Reducir 1 °C en la calefacción puede recortar el consumo energético alrededor de un 7%, una medida simple que se nota en la factura. La mayor parte del gasto doméstico eléctrico proviene de climatización, calentamiento de agua y electrodomésticos de gran uso.
1) Empieza por lo que más consume
Antes de cambiar bombillas o comprar aparatos nuevos, identifica los elementos que más pesan en tu contador.
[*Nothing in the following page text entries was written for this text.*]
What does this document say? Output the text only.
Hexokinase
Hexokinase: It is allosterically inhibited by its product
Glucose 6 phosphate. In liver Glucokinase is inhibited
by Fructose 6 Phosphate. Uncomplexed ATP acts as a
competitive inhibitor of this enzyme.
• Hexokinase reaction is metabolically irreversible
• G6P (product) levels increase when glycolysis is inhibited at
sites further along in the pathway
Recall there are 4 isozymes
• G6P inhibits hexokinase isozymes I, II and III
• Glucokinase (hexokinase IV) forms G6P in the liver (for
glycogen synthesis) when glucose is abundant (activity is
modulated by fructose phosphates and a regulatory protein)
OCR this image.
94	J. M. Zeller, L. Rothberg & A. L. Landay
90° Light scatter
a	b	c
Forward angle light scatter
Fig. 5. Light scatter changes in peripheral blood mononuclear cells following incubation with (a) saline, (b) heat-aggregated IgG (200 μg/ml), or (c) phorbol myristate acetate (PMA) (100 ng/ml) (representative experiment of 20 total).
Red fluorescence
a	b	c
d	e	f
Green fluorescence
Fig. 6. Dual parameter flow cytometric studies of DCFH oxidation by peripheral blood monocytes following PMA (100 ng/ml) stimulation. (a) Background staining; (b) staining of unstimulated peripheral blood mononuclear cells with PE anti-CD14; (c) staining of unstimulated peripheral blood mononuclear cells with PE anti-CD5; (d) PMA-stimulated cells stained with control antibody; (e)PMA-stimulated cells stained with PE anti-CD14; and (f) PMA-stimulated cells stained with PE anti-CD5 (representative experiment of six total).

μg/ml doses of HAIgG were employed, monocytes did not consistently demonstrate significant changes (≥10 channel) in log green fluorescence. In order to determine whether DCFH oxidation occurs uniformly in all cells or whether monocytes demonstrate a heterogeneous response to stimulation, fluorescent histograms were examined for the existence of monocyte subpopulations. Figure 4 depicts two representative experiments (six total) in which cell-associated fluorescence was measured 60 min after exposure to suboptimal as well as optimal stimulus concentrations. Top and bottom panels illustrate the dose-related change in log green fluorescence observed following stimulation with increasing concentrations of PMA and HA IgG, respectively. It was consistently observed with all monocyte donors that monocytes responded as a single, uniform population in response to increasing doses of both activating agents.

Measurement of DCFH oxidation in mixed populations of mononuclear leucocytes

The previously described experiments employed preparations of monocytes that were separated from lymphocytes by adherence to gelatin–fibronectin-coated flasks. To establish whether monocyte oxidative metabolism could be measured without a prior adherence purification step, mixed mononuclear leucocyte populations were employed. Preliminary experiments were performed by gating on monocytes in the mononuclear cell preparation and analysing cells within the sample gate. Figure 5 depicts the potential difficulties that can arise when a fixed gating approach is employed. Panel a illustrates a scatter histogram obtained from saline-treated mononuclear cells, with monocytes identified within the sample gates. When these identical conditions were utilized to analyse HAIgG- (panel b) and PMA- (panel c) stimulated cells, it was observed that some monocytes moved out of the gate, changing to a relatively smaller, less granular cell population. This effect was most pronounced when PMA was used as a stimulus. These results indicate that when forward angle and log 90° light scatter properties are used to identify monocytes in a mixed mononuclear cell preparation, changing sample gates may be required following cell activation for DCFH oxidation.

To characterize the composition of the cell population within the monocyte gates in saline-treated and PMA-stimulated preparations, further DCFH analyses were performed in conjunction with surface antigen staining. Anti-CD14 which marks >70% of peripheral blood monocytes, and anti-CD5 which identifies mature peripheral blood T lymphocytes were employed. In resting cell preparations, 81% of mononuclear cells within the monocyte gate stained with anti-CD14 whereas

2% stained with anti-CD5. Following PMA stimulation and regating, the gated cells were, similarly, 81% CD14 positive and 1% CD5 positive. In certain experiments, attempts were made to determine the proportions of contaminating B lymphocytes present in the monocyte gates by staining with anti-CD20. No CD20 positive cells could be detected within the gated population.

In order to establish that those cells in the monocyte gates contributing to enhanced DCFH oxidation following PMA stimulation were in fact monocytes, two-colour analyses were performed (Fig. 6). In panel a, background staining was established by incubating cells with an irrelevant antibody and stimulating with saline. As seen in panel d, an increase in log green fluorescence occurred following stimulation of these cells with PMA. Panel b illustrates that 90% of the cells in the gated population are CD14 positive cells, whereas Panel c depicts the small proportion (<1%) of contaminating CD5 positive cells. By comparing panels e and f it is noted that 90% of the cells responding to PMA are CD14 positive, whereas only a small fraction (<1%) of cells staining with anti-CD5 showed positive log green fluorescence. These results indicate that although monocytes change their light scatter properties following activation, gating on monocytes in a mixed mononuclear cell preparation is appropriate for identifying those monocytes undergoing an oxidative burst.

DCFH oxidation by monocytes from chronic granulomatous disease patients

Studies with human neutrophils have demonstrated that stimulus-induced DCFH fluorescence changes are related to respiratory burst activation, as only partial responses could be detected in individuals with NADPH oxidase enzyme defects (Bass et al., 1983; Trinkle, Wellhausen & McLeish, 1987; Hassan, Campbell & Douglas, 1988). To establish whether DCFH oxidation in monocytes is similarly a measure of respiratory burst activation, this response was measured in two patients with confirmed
En los hogares españoles suelen ser:
- Climatización (calefacción y aire acondicionado).
- Calentamiento de agua (termo eléctrico y/o acumuladores).
- Electrodomésticos de uso frecuente (lavadora, secadora, lavavajillas, cocina).
Si controlas bien esos tres frentes, las medidas menores suman y el ahorro se sostiene.
2) Ajusta la temperatura con inteligencia
El tiempo de funcionamiento y la temperatura objetivo determinan gran parte del consumo de climatización.
- Busca equilibrio: evita variaciones bruscas que obliguen al sistema a trabajar más.
- Programa según rutinas: reduce horas cuando no hay nadie en casa y ajusta al horario de sueño.
- Ventila con criterio: ventanas abiertas pocos minutos en vez de dejar puertas abiertas.
- Mejora sellados y cortinas: pequeñas intervenciones en puertas y ventanas reducen pérdidas.
Incluso un aislamiento parcial suele reflejarse de forma inmediata porque la máquina necesita menos tiempo de funcionamiento.
3) Ahorra en el agua caliente
El calentamiento de agua puede suponer una porción significativa del gasto eléctrico; estas prácticas ayudan a reducirlo:
- Duchas más cortas y temperatura ajustada dentro de lo confortable.
- Aprovecha cargas completas en lavadora y lavavajillas para maximizar eficiencia.
- Reduce la temperatura de lavado cuando el tejido lo permita.
- Programa el termo para que caliente en las franjas de mayor uso, si el equipo lo permite.
4) Electrodomésticos: menos tiempo, mejor uso
Más que el consumo instantáneo, influye el tiempo efectivo de uso: prioriza programas eficientes y evita medias cargas.
Lavadora
- Programas eficientes y temperaturas adecuadas al tejido.
- Evita medias cargas: espera a completar el tambor siempre que sea posible.
- Buen centrifugado: reduce el tiempo de secado posterior.
Secadora
- Úsala a carga completa y limpia el filtro antes de cada uso.
- Alternativas: tender la ropa en interiores ventilados ahorra si las condiciones lo permiten.
Lavavajillas
- Llénalo antes de arrancar y evita prelavados innecesarios.
Cocina y horno
- Aprovecha el calor residual apagando antes cuando sea viable.
- Recipientes adecuados mejoran la transferencia y reducen pérdidas.
- No abras el horno durante la cocción salvo necesidad.
5) Pequeños consumos “invisibles” que suman
Muchos aparatos consumen en stand-by; eliminar estos consumos reduce lo que podríamos llamar “gasto fantasma”.
- Stand-by: consolas, televisores, routers, decodificadores y cargadores.
- Regletas con interruptor para equipos poco usados.
- Iluminación eficiente: LED o lámparas de bajo consumo donde proceda.
Revisa hábitos: cargar dispositivos y apagar correctamente evita tiempos muertos innecesarios.
6) Mide para decidir: observa el consumo
Sin datos es difícil valorar el efecto real de cada cambio. Empieza con observaciones sencillas:
- Compara el consumo de climatización en distintos momentos del día.
- Prueba a ajustar el horario del termo y comprueba el patrón de consumo.
- Mide el impacto de retirar la secadora o de elegir programas más eficientes.
Con mediciones básicas sabrás qué ajustes mantienen el confort y reducen la factura.
7) Un ahorro que no sea incómodo
Elige dos cambios realistas, pruébalos y valora su impacto. Mantén lo que funcione; olvida lo que resulte incómodo.
Si priorizas climatización, agua caliente y el uso de lavadora/secadora, el ahorro suele ser perceptible y sostenible en el tiempo.